Thursday, February 9, 2012

The politics of Elect Me

David Cameron's extraordinary announcement this week that he intends to foist hordes of women onto the boards of private companies, based entirely on gender and with no respect to merit, is an indictment of the worst kind of modern political standards.

Back in the day, politicians had policies. They were elected on the basis of those policies and, whilst in power, did their best to enact them. This worked quite well; if those policies proved unworkable or became unpopular to a greater extent, then next time around someone else got elected. Parties were defined broadly by their political and social convictions, and you knew roughly what you were getting. A bit like the difference between buying your chosen brand, If it worked for you, you kept on buying it. If not, you shopped around and chose another.

Tony Blair changed all that. It is easy to lay the blame on him and his cronies and cohorts, but it is also probably fair. Suddenly politics was all about electability. Policy? Give them what they want, and if they don't like it, change to what they do like. Ironically, of course, this demand led policymaking is based on the free market economy model, something Labour have traditionally eschewed and even vilified. Historical policymaking was supply led, a socialist concept.

So Blair and Co invented the politics of elect me, and it worked. Of course it did: we poor hopeless fools who have such trust in the men of Westminster, we believed them. And Blair looked good. Not a trace of Scargillian shabbiness.
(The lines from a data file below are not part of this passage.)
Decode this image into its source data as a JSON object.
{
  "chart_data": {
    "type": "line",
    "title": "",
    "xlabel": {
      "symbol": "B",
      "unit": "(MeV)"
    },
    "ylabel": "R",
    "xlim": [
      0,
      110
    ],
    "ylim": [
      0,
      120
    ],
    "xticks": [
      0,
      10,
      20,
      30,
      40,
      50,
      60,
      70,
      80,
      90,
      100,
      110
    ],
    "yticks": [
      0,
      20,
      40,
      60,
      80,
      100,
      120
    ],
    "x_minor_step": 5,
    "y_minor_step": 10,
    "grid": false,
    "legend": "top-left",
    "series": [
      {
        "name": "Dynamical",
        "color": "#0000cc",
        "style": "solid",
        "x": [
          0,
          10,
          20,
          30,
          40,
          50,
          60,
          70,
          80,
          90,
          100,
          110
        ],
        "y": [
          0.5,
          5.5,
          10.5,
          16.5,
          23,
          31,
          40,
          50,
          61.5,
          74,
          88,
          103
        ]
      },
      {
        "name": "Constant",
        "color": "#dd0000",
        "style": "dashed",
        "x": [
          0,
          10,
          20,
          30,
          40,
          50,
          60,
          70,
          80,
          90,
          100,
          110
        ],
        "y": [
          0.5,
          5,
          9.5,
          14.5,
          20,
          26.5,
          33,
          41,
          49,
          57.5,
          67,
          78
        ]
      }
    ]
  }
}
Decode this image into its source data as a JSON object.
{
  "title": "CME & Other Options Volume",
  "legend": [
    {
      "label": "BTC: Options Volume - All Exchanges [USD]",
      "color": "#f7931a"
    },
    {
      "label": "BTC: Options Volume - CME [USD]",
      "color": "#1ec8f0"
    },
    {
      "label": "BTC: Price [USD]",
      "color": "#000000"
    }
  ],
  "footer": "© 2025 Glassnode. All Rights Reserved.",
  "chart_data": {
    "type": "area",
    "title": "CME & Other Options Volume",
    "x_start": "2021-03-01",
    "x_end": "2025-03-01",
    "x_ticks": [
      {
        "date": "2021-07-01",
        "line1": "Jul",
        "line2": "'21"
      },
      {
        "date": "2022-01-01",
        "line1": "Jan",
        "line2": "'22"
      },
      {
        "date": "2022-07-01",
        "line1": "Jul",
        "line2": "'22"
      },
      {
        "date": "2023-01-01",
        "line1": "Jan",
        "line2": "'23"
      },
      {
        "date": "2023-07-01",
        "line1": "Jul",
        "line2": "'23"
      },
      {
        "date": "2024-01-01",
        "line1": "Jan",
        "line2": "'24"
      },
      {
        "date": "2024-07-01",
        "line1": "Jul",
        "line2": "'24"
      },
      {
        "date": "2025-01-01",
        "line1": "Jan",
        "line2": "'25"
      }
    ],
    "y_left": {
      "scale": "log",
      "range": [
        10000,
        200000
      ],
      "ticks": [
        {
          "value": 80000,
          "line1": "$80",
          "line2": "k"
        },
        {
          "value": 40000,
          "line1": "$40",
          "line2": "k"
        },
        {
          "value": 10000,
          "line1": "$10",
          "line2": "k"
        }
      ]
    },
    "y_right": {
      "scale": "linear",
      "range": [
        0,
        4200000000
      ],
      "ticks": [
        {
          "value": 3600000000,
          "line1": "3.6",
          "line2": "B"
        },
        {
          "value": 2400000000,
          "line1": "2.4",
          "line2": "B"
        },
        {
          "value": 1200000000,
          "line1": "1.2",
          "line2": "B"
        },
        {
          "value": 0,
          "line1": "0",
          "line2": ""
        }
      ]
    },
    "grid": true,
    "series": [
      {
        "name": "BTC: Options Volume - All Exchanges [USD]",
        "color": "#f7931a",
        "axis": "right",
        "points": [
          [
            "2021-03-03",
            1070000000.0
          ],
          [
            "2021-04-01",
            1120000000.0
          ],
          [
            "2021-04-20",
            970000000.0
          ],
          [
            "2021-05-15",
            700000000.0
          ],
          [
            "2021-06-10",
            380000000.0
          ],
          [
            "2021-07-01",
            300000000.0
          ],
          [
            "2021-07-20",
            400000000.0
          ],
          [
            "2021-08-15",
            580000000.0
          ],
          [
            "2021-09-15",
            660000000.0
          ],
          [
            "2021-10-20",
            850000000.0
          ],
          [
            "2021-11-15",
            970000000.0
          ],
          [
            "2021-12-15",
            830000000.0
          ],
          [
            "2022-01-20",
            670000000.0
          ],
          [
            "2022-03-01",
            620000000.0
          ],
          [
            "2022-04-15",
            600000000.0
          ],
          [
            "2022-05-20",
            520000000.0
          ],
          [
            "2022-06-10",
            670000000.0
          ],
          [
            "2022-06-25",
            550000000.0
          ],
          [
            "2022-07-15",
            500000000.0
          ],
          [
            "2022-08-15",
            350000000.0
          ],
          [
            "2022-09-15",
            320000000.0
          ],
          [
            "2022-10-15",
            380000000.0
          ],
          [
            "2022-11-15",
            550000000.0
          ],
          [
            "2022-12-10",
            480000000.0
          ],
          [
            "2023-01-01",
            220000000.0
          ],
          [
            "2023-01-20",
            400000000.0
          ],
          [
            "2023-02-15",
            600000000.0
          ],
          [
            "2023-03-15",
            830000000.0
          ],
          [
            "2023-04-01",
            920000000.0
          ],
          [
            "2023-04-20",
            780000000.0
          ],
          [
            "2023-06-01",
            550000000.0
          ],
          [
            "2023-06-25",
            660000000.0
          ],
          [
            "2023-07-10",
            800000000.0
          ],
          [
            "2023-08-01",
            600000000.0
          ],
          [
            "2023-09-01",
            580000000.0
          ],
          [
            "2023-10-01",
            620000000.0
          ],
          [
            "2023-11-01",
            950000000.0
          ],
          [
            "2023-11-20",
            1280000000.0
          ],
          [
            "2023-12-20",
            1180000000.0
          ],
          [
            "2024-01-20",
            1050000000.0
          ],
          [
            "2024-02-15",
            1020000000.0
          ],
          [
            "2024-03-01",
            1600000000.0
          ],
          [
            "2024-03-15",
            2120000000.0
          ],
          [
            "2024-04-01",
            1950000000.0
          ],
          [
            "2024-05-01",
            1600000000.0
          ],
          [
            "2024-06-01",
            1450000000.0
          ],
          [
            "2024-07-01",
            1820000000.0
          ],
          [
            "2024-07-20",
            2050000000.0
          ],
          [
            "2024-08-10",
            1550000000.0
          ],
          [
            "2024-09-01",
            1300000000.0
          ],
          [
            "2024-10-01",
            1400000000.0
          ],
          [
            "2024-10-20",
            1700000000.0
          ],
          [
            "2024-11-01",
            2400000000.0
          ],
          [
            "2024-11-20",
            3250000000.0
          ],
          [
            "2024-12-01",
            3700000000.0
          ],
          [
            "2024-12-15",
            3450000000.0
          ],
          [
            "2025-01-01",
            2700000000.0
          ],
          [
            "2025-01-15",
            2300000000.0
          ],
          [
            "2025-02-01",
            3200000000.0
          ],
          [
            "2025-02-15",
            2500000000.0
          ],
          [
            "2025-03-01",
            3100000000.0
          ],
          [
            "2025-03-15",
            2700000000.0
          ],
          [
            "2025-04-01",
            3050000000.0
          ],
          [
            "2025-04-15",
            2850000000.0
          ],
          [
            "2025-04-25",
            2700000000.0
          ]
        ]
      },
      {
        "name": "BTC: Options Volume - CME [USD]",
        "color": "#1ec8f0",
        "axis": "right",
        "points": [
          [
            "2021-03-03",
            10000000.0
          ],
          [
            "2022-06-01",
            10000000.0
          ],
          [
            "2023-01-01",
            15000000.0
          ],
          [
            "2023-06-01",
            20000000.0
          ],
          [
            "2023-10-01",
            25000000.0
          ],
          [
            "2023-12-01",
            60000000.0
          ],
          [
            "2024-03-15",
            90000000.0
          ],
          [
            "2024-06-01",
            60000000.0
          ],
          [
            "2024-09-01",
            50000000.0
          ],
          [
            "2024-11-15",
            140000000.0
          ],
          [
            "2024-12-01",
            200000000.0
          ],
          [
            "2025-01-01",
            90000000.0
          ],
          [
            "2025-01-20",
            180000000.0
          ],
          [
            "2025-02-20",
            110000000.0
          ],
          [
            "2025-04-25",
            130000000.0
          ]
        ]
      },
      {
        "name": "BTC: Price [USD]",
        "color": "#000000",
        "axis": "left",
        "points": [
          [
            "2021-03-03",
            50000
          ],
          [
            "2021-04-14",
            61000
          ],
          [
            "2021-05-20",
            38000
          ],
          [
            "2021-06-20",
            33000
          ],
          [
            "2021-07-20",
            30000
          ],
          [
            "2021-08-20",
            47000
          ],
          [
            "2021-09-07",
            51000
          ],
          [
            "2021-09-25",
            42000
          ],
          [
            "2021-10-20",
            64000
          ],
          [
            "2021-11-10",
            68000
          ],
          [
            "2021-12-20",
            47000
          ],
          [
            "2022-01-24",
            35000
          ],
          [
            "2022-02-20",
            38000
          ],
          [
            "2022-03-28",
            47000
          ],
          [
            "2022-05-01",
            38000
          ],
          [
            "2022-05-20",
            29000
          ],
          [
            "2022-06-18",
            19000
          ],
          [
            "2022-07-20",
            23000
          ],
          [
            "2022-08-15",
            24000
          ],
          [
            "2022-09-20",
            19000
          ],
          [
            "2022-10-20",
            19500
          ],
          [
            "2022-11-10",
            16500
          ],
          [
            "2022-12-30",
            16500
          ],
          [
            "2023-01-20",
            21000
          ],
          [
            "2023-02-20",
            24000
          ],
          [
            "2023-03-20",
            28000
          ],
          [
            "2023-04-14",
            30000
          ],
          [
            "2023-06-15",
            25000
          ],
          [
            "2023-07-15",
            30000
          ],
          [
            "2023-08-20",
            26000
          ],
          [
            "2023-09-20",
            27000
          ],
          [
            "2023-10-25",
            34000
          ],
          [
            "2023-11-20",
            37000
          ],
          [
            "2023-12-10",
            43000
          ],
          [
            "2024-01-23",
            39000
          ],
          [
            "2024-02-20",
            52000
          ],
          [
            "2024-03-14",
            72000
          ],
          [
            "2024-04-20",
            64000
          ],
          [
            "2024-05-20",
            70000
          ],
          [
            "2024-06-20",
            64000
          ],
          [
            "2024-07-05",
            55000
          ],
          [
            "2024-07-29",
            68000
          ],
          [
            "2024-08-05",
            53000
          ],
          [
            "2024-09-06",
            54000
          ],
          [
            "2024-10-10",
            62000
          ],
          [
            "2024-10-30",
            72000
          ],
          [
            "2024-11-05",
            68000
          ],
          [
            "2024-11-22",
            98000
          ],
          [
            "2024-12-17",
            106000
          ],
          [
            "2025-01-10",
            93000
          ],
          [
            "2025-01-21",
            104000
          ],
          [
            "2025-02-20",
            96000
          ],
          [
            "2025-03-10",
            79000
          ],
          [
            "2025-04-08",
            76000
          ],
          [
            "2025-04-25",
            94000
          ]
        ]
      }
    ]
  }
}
He banished the ghosts of Foot and Wilson forever. And dash it all, it's not as if the chap is a rank lefty, after all, he went to a decent school, didn't he, we all comforted ourselves.

It is doubtful that even in his more perceptive moments, such as they are, that Blair will realise the appalling damage he wrought, first on our political environment, and second, upon our society.

But enough of Blair - he was merely the instigator.

We now have Cameron, who's ability to espouse causes in the hope of engaging a new segment of the electorate is second to none. He is the master.

He is probably the worst PM Britain has ever had. Wholly devoid of conviction, he flits from advisor to advisor like a butterfly flying from flower to flower, a piece of pollen here, a piece of pollen there, all votes count, DC.

If you suggested to Dave that he stand of the basis of policy, and live or die by it, he would, for a moment, look puzzled, before a slow grin spread across his charming Patrician face, and he would slyly dig you in the ribs, muttering sotto voce "you old dog!"

His are the politics of reaction. He is the master of sound bite, the supreme being of deflection, but at the end of the day he is a balloon, a hollow gathering of nothing.

Margaret Thatcher, or rather the disturbingly grotesque caricature of her, in the recent movie The Iron lady, opined that popularity must be forsaken by politicians, when taking the hard decisions for the long term public good. Dave, one would presume, if he has seen the film, would wake up screaming in a cold sweat should he revisit the scene in his dreams.

He has no fibre. He allows Vince Cable to walk all over him, he lost a virtually unlosable election in allowing the Libs to share the seat of power, he poodles to Merkel and Sarkozy in a way that must have Winston turning in his grave and, worst of all, he lies. Referendum on Europe anybody?

British politics has seen many great men and women, people of true conviction. It is impossible to agree with all of them, but they undeniably stood for what they believed in. David Lloyd George. Winston Churchill; Margaret Thatcher, even Anthony Wedgewood Benn, to name a few. And so we could trust them; trust them to stay upon their stated path.

But Cameron is a mockery of these icons. His is the path of reelectability, and his are the policies of whatever will get him there, as and when they are needed.

And if his people tell him that means forcing private enterprise to promote women to their boards, then that's what is going to happen. Today at least, it may be unpopular tomorrow.